Globally, important nitrogen fertilizer decisions are often made at the early stages of plant development, when plants are not yet sufficiently indicative of their needs. Optimizing nitrogen fertilization of crops requires assessing the available soil mineral nitrogen content (N_min) at the beginning of the season and was assessed exemplarily for wheat and maize. Since 2020 a mandatory soil N_min analysis for each crop on a representative field is required in Germany in zones characterized by increased nitrate concentrations in the groundwater, encompassing approximately 28 % of the arable land. However, soil analysis is time-consuming, costly, and labor-intensive and requires further optimization beyond the current practice.

In this study, wheat fields in 2018 and 2019 and maize fields in 2018 were sampled in a grid pattern in spring, and the soil nitrate-N content was determined in 30 cm layers down to 60 cm soil depth in 11 fields and further down to 90 cm soil depth in two of the fields. For each single and the combined soil depths, all fields could be sampled with a deviation of less than 10 kg nitrate-N ha⁻¹ with only two soil samples. Overall, the reduced field-specific soil sampling strategy proved advantageous compared to crop-specific, regionally representative N_min values offered by the official advisory authorities based on multiple averaged field investigations with an increased sampling intensity of 16 samples per field. Further, the reduced field-specific soil sampling strategy delivered more precise N_min values by 11.2 kg nitrate-N ha⁻¹ for wheat fields and slightly less precise values by 4.8 kg nitrate-N ha⁻¹ for maize fields. The reduced field-specific soil sampling has great potential to reduce analysis and soil sampling costs. Nitrogen fertilization experiments supported the usefulness of the new simplified N_min strategy. Multispectral in-season satellite imagery from Sentinel-2 could not adequately capture the spatial nitrate-N level differences and confirms soil samplings needs early in the season.

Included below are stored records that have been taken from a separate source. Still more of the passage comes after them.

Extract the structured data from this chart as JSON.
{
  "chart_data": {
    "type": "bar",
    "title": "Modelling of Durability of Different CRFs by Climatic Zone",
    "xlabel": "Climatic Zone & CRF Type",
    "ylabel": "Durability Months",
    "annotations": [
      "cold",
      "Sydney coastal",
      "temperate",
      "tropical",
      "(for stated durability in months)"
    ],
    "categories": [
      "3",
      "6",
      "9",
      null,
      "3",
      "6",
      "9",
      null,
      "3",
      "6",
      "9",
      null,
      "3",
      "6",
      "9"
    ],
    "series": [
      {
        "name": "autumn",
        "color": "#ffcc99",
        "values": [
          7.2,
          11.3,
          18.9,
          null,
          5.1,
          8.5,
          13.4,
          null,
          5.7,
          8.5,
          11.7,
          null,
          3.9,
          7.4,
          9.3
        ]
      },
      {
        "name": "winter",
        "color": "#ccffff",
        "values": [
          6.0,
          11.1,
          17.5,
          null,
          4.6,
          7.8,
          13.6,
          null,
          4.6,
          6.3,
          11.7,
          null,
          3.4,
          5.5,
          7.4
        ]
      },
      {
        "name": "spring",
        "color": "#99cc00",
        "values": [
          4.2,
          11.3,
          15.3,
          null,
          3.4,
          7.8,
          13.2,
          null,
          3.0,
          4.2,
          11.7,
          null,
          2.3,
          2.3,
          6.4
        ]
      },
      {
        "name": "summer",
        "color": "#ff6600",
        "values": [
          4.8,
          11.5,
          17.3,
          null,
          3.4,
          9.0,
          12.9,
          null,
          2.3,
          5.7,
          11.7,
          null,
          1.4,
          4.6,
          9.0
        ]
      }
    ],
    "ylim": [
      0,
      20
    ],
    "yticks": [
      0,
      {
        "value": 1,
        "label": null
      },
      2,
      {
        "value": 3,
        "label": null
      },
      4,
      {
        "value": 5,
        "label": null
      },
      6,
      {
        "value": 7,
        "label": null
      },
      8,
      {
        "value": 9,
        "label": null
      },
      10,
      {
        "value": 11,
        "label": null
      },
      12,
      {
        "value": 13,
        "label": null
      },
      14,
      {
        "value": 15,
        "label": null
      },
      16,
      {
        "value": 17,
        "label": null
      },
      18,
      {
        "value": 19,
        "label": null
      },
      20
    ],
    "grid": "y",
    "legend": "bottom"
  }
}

Because most farmers base their fertilization strategy on regionally crop-specific aggregated N_min values delivered by the official advisory system, we consider a simplified strategy to be more indicative of the field-specific soil N_min status, which is eased by a markedly reduced sampling frequency and further simplifies the analysis by aggregating the separately analyzed soil depths to only one single depth. Further, currently available simplified on-farm analyses of the soil nitrate content allow for conducting more intensive field-specific soil N_min analysis, thus contributing to improved nitrogen demand management and decreasing adverse environmental effects.

在全球范围内，重要的氮肥决定通常是在植物发育的早期阶段做出的，此时植物尚未充分表明其需求。优化作物的氮肥施肥需要在季节开始时评估可用土壤矿质氮含量 (N _min )，并以小麦和玉米为例进行了评估。自 2020 年以来，德国要求在地下水中硝酸盐浓度增加的地区（约占耕地面积的 28%）对代表性田地的每种作物进行强制性土壤 N _min分析。然而，土壤分析耗时、成本高且劳动密集，需要在当前实践之外进一步优化。

在本研究中，2018 年和 2019 年的麦田和 2018 年的玉米田在春季以网格模式进行采样，并在 11 个田间测定了 30 cm 层至 60 cm 土深的土壤硝态氮含量。其中两个田地的土壤深度为 90 厘米。对于每个单一和组合土壤深度，所有田地都可以采样，偏差小于 10 kg 硝酸盐-N ha ^-1，只有两个土壤样品。总体而言，与特定作物、具有区域代表性的 N _min相比，减少的田间特定土壤采样策略被证明是有利的官方咨询机构根据多次平均实地调查提供的值，每个字段的抽样强度增加了 16 个样本。此外，减少的田间特定土壤采样策略提供了更精确的 N _min值，小麦田的 11.2 kg 硝酸盐-N ha ^-1和玉米田的4.8 kg 硝酸盐-N ha ^{-1 的}精确值略低。减少的田间特定土壤取样具有降低分析和土壤取样成本的巨大潜力。施氮实验支持了新的简化 N _min的有用性战略。来自 Sentinel-2 的多光谱季节性卫星图像无法充分捕捉空间硝酸盐 - N 水平差异，并确认需要在季节早期进行土壤采样。

由于大多数农民的施肥策略基于官方咨询系统提供的区域特定作物总 N _min值，我们认为简化的策略更能反映田间特定土壤 N _min状态，这通过显着减少的采样得到缓解频率并通过将单独分析的土壤深度聚合到一个单一深度来进一步简化分析。此外，目前可用的土壤硝酸盐含量的简化农场分析允许进行更密集的田间特定土壤 N _min分析，从而有助于改善氮需求管理并减少不利的环境影响。